Jeff Suzik, Ph.D., 2005
Director of the Falk Laboratory School
February 15, 2017
Jeff Suzik is Director of the Falk Laboratory School at the University of Pittsburgh and holds a joint appointment as an Associate Professor in the School of Education. Already an experienced teacher when he enrolled in the Ph.D. program, Jeff’s evolving research interests (20th-century youth and adolescence) had always overlapped quite nicely with his passion for teaching, and ultimately he accepted a position teaching U.S. and World History at a Pittsburgh-area boarding school. Over and over again, Jeff found himself applying the historical content and the analytic skills associated with being a historian to his new professional life: living and working with high-school-aged students, 24/7. It proved to be a great match, and Jeff was hooked.
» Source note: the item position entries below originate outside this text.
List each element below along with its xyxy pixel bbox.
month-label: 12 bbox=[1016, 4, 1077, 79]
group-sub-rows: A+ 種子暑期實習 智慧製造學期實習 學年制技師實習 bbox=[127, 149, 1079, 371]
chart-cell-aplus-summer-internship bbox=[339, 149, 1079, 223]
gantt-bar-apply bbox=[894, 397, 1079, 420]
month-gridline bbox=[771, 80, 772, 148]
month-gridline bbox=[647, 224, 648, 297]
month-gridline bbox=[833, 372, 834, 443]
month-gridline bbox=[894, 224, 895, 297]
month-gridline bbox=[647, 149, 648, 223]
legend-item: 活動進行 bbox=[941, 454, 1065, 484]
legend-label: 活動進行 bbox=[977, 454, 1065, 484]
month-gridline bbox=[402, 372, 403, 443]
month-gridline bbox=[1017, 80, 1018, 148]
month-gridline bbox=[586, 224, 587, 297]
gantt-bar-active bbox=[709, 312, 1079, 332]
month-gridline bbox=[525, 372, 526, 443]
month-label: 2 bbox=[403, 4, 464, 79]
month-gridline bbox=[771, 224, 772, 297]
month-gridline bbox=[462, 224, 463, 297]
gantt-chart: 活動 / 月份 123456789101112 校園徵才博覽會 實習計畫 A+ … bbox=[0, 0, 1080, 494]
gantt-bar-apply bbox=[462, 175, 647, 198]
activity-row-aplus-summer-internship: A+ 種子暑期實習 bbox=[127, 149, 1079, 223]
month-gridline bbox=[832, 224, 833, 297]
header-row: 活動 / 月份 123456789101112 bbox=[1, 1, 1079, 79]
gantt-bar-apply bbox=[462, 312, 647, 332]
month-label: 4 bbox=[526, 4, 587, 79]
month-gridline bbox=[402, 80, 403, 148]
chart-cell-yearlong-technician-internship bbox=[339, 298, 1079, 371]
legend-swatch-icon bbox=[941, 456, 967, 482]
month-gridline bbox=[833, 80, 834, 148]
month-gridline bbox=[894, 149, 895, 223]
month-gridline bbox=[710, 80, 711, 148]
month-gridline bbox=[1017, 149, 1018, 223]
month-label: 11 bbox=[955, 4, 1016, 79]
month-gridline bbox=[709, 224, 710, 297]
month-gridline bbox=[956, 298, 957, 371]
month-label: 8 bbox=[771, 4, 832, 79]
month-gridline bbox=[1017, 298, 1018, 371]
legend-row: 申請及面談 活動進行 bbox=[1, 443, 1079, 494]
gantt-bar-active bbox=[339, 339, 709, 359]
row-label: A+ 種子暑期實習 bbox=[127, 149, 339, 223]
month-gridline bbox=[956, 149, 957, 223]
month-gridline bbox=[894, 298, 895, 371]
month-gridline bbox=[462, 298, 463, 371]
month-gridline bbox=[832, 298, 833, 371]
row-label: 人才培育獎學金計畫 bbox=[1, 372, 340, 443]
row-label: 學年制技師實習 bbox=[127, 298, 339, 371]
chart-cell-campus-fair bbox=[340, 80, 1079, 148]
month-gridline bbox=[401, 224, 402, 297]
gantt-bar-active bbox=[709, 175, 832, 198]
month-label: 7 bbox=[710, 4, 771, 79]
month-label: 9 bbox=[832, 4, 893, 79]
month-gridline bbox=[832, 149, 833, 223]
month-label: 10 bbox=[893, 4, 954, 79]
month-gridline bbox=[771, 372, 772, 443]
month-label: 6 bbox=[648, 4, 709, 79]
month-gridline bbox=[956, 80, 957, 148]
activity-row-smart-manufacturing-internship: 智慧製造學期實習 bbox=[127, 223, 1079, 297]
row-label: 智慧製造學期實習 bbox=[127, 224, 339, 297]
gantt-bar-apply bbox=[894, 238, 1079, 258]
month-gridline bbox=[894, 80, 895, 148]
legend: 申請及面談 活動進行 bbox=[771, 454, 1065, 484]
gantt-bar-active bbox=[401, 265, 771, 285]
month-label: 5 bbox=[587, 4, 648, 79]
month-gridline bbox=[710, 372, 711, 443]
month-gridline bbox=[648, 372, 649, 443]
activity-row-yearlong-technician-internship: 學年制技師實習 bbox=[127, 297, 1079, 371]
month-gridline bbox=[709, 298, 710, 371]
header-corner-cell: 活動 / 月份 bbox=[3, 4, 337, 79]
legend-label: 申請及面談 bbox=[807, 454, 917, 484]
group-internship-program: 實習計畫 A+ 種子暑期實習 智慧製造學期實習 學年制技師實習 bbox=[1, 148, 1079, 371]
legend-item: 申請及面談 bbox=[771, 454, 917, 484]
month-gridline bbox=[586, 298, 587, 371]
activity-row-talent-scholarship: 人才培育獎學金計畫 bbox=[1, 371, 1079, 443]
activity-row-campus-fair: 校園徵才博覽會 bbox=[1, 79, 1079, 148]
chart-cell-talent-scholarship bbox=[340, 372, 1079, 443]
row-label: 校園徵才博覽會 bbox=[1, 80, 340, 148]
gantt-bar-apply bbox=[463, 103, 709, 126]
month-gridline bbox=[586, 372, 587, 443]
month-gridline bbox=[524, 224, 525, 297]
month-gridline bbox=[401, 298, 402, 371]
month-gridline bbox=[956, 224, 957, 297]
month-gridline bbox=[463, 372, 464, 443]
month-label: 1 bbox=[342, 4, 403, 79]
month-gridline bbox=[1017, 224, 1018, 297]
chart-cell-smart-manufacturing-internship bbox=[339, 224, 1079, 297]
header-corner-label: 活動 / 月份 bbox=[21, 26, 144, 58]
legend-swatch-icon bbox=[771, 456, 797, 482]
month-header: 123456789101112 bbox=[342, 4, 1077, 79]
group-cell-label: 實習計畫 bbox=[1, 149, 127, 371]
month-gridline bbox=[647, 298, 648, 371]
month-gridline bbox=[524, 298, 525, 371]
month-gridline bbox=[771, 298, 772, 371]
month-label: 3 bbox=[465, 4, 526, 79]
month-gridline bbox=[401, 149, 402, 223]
Over time, his work in boarding schools led to an interest in school administration, and Jeff had the opportunity to take on various administrative roles and responsibilities at several different schools across the country, including History Department Chair, Dean of Students, Director of Residential Life, Chief Academic Officer/Assistant Head of School, and finally, Head of School, first at an independent K-12 school in Minneapolis-St. Paul, and now at Falk. In each new role and at each new juncture in his career, Jeff has found that he depends on the rich and meaningful education that he received from the history Ph.D. program. “It goes without saying,” he says, “that my graduate school professors and mentors taught me to think critically and creatively, to present rich evidence and deep analysis in support of my ideas, and to speak and write with confidence and clarity. More than anything else, though, studying history at Carnegie Mellon taught me to always assess and interpret context—not simply to respond to the fact that ‘things happened,’ but to always strive to understand why and how they happened. To me, this is one of the most transferable skills that I gained in my time in the history program, one that I use every single day in running a school. It applies equally to my work with students, teachers, and parents.”